We at The Linux Foundation witness first-hand every day the impact of open source, collaboration and neutral governance on the most promising technologies of our time. It is how most software today is built. Containers are one of the most important innovations in software development and today, with the introduction of the Open Container Project , The Linux Foundation will become the home of this essential infrastructure. This project will prevent fragmentation and enable application portability among platforms, which are the ingredients developers require in order to build and deploy everything from retail and banking applications to streaming media services.
Containers make it easier than ever for developers to build applications quickly right on their laptop and to reach Internet scale on any combination of public and private cloud technologies. Millions of individual developers have found containers are the best way to create and share development environments. And, even more powerful is that those environments can seamlessly be used in production as well, enabling the development Holy Grail of dev/prod parity.
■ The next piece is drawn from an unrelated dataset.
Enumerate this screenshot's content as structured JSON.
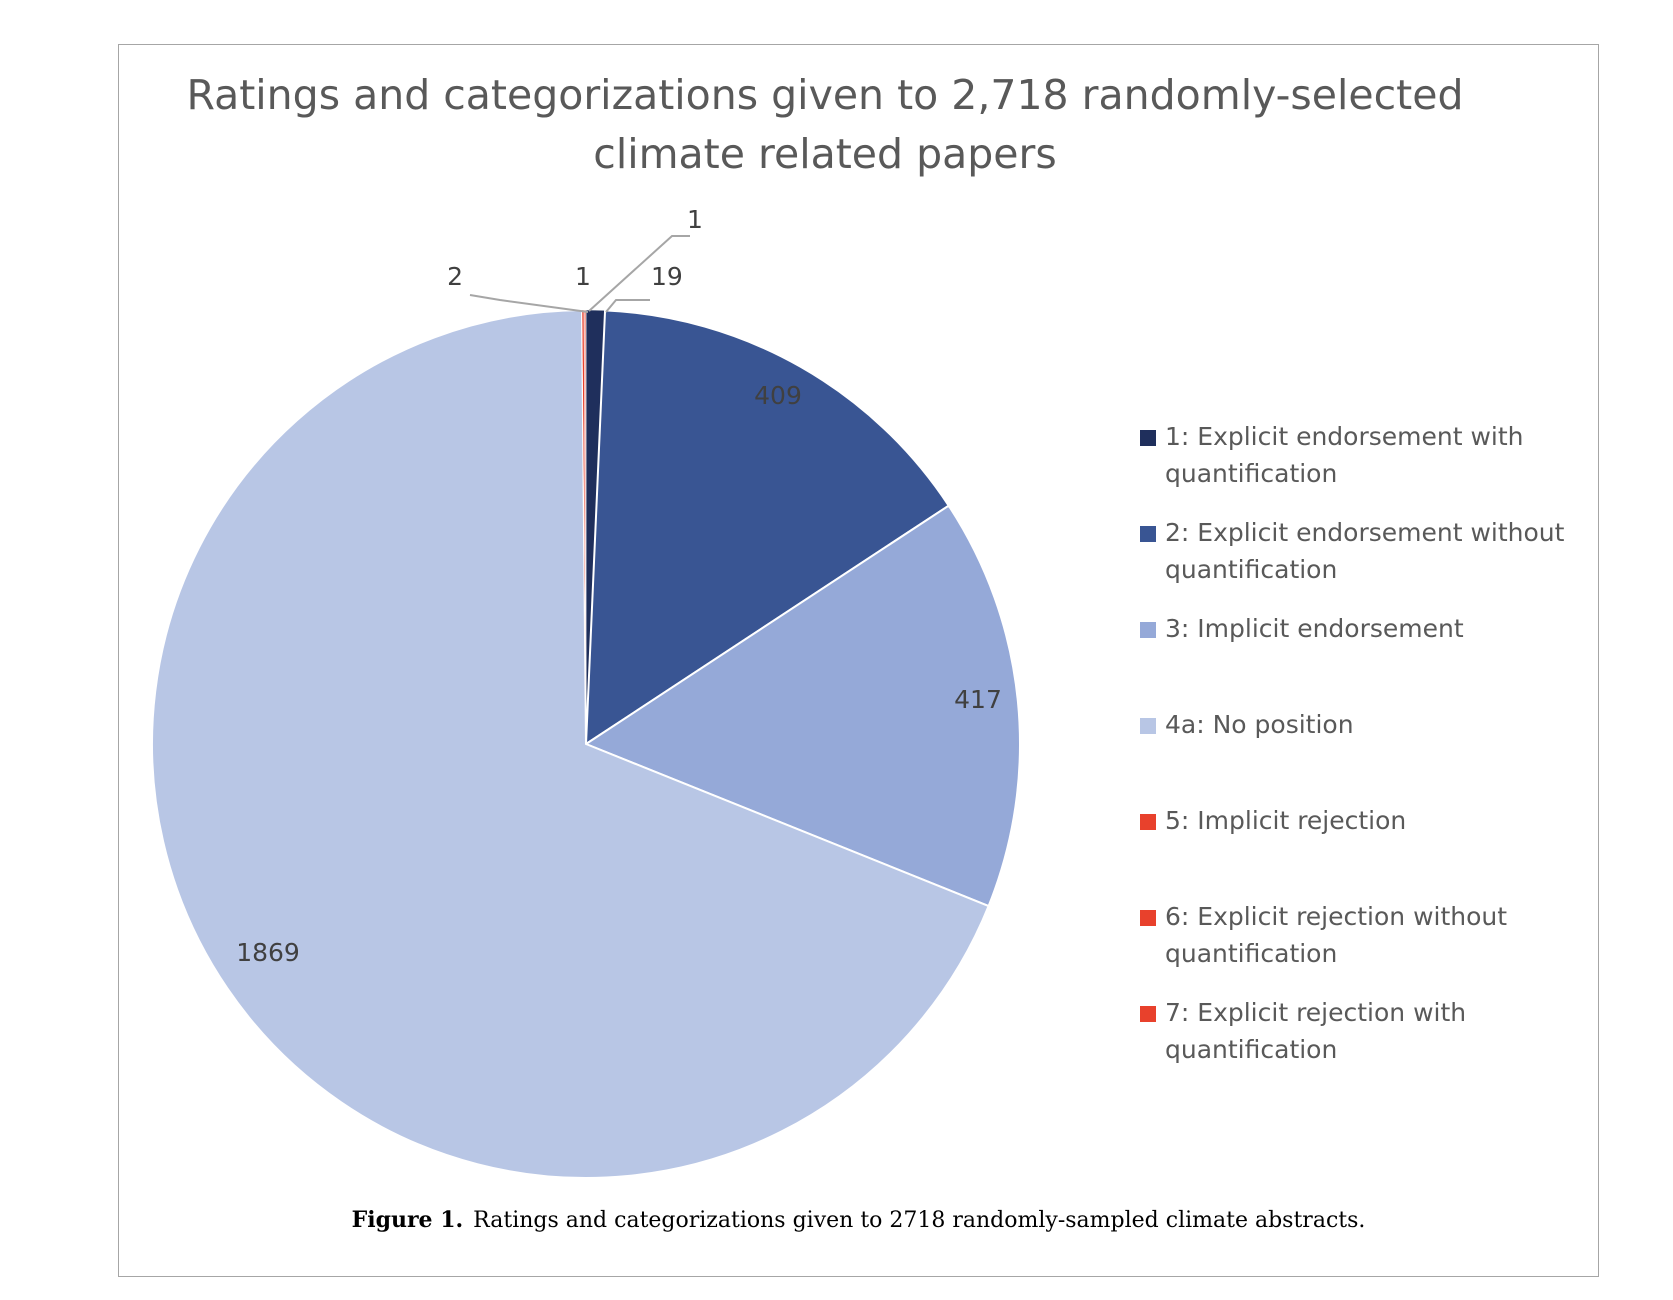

That’s why we applaud Microsoft, Amazon Web Services, Google, Docker and CoreOS, among the other founding members of the Open Container Project, for taking the important steps to build a neutral and collaborative environment where everyone can work together to bring a portable container standard to the cloud.
I am extraordinarily excited to be working with nearly every technology company on this project, which I think could be as important to the future of the Internet as intermodal containers have been to globalization. We expect to see a lot of the Open Container Project contributors at ContainerCon in August and look forward to the work ahead of us.